In 2012, Curtis conducted a study that used machine learning to analyze somatic mutations in hundreds of breast cancers. This analysis led to the identification of 11 subtypes with different prognoses and recurrence rates. Four of these subtypes were found to have a higher likelihood of recurrence 10 to 20 years after diagnosis, enabling clinicians to make informed treatment decisions and discuss long-term prognoses with patients.
The team also explored how inherited DNA shapes tumor evolution and immune responses. They focused on HLA mutants, which are T lymphocytes that monitor abnormal cells. Oncogenes, which are normal genes that defy cell control, were also studied. Interestingly, Curtis initially identified breast cancer subgroups by studying oncogene amplifications.
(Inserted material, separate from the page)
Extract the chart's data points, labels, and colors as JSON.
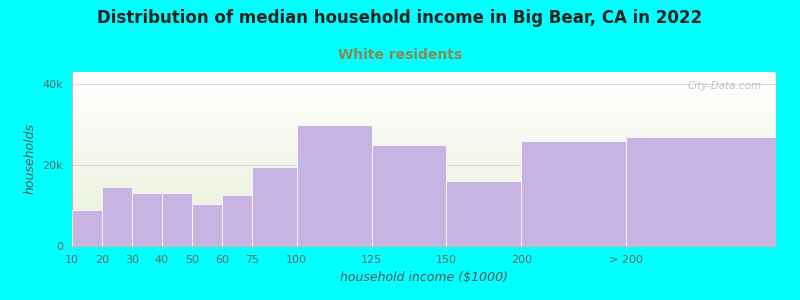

The researchers discovered that breast tumors at various stages had different impacts on subtype based on inherited oncogene sequences. Tumors with a high germline epitope load and an HLA type that prominently displayed that epitope were less likely to develop breast cancer subtypes that amplified that oncogene. This finding was quite surprising but sheds light on the complex interactions between tumors and immune cells.
The study also revealed that immune escape mechanisms can develop in cancers, leading to aggressive and poor-prognosis breast cancer. By understanding these mechanisms, researchers hope to develop therapeutic timings and methods that can effectively target immunologically “cold” tumors.
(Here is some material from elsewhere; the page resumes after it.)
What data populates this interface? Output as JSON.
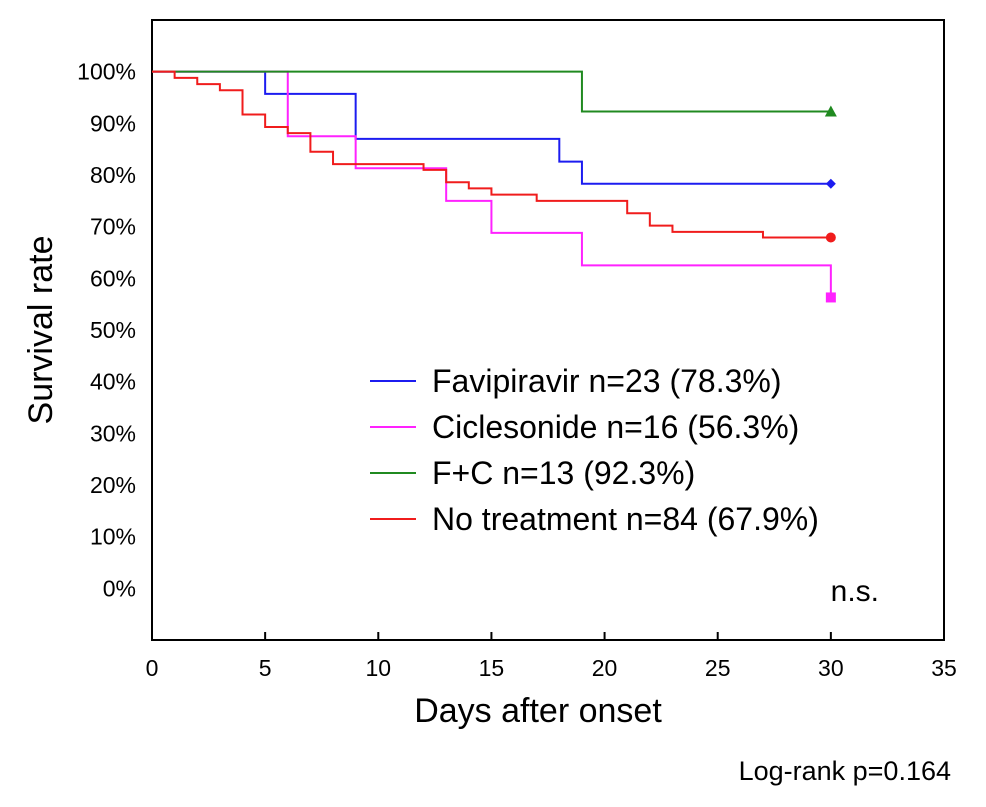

Moving forward, Curtis and her team plan to further stratify the 11 breast cancer subtypes using the germline genome. This will not only aid in optimizing treatment and prognosis but also enable the development of cancer immunotherapies and risk assessment for healthy individuals based on blood samples.
Curtis emphasizes that this study takes a new perspective on tumor origins and evolution, considering the interplay between inherited factors, acquired mutations, and the tumor-immune system co-evolution. The findings have the potential to revolutionize our understanding of cancer variations and pave the way for more targeted and effective treatments.
In conclusion, this study has provided valuable insights into the complex relationship between genes, immunity, and breast cancer. By unraveling the mysteries surrounding tumor origins and immune responses, researchers are one step closer to improving diagnosis, treatment, and prevention strategies for this devastating disease.